99% of our AWS resources are terraformed, but developers constantly push back / want to use the console to create stuff to test or play around with. So we setup a separate "hack" AWS account and give them admin access in there, and have an automated job using AWS Nuke to delete everything in there once a quarter.
We give each one of our developers their very own aws account managed through AWS organizations service. They are full administrators and responsible for resources and cost.
So far we haven’t had any issues or bad surprises, although we have setup some aws billing alerts just in case.
Feel free to make them responsible for cost and resources and you’ll be surprised how well they can manage their own account.
I suspect it's more the individuals would be warned and re-trained if they didn't keep their costs under control (usually it's done at the team level) rather then having actual financial responsibility.
I think it really depends upon a number of factors but even pretty smart people can make stupid mistakes, especially when it comes to security in AWS. I’m familiar with several cases where engineers fired up old AMIs and got the instances compromised within an hour because they were running old, vulnerable software and ran it in a publicly routable subnet. There’s some basic rules to follow that can help avoid issues like those though that as organizations scale need to enforce to a greater degree eventually. Disallowing provisioning their own VPCs, disallowing publicly routed subnets, and establishing some decent auth infrastructure is all a good start that will work for a long time and have minimal friction for users. I’m a strong believer in security as a UX problem where doing the Right Thing should be easier than doing the Lazy / Bad Thing so I feel if people are having issues doing things the right way I’ve messed up and need to improve usability and meet my users where they are to achieve my own goals of a secured infrastructure.
Giving people responsibility and autonomy also comes with some responsibilities by the providers in a shared responsibility model is all I’m saying and every policy works out fine until it doesn’t.
> We give each one of our developers their very own aws account managed through AWS organizations service.

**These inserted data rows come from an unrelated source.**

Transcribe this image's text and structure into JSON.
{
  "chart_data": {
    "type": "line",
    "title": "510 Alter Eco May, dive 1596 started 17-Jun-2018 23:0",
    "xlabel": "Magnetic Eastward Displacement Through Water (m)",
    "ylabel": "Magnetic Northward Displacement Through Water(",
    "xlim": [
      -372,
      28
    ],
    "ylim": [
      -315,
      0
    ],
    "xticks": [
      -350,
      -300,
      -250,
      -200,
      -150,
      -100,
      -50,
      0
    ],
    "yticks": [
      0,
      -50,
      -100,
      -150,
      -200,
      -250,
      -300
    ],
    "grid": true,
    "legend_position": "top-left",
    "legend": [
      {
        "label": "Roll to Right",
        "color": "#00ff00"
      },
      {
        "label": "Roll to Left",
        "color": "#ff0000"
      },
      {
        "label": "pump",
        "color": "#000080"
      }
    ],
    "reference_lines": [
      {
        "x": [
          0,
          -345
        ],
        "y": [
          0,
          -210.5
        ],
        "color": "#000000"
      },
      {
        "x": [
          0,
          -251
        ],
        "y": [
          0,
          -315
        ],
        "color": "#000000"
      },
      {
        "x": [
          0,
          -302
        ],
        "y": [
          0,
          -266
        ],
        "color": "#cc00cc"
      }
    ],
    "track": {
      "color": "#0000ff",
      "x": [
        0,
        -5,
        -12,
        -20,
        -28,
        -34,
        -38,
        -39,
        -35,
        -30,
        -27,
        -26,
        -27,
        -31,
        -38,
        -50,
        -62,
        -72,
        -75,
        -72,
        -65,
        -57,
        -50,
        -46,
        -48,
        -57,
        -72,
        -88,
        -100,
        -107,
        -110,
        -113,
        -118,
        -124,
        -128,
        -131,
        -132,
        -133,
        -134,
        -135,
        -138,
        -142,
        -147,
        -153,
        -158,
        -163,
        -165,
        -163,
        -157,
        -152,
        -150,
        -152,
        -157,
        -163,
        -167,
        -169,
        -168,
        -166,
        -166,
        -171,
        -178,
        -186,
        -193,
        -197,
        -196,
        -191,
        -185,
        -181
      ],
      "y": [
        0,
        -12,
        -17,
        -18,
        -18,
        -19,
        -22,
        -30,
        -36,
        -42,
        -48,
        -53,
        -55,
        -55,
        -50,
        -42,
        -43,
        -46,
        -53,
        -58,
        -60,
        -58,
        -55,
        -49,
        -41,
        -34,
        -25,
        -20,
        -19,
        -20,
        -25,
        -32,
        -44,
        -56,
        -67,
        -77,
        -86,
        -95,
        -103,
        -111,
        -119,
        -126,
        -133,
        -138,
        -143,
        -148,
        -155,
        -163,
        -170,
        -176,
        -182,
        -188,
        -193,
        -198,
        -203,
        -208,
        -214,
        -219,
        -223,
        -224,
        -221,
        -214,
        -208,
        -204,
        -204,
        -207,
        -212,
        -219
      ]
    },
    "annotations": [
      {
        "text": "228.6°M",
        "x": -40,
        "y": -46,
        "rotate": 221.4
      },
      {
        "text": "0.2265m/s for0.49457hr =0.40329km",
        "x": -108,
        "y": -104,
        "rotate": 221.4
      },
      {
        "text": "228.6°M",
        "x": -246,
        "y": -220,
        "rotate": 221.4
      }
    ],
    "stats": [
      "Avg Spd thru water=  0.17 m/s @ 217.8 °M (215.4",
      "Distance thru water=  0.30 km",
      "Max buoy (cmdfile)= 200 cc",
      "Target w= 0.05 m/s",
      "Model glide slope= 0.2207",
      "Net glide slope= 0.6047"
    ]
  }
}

They are full administrators and responsible for resources and cost.
We have done something similar: a sandbox account that developers and solution designers can play around in, experiment and manually create resource in as long as resources are properly tagged (we have devised internal naming conventions). They are also responsible for the clean-up; a resource that is not properly tagged is purged automatically after a 8 hour time lapse.
Other accounts and environments (including dev) require everyone to follow a streamlined process: read only access to the account, a fully documented solution design and a corresponding terraform project in GitHub. terraform project checkin triggers a pull request for a review and an approval. Once the pull request has been scrutinised and merged, CI/CD runs terraform to provision resources in the account.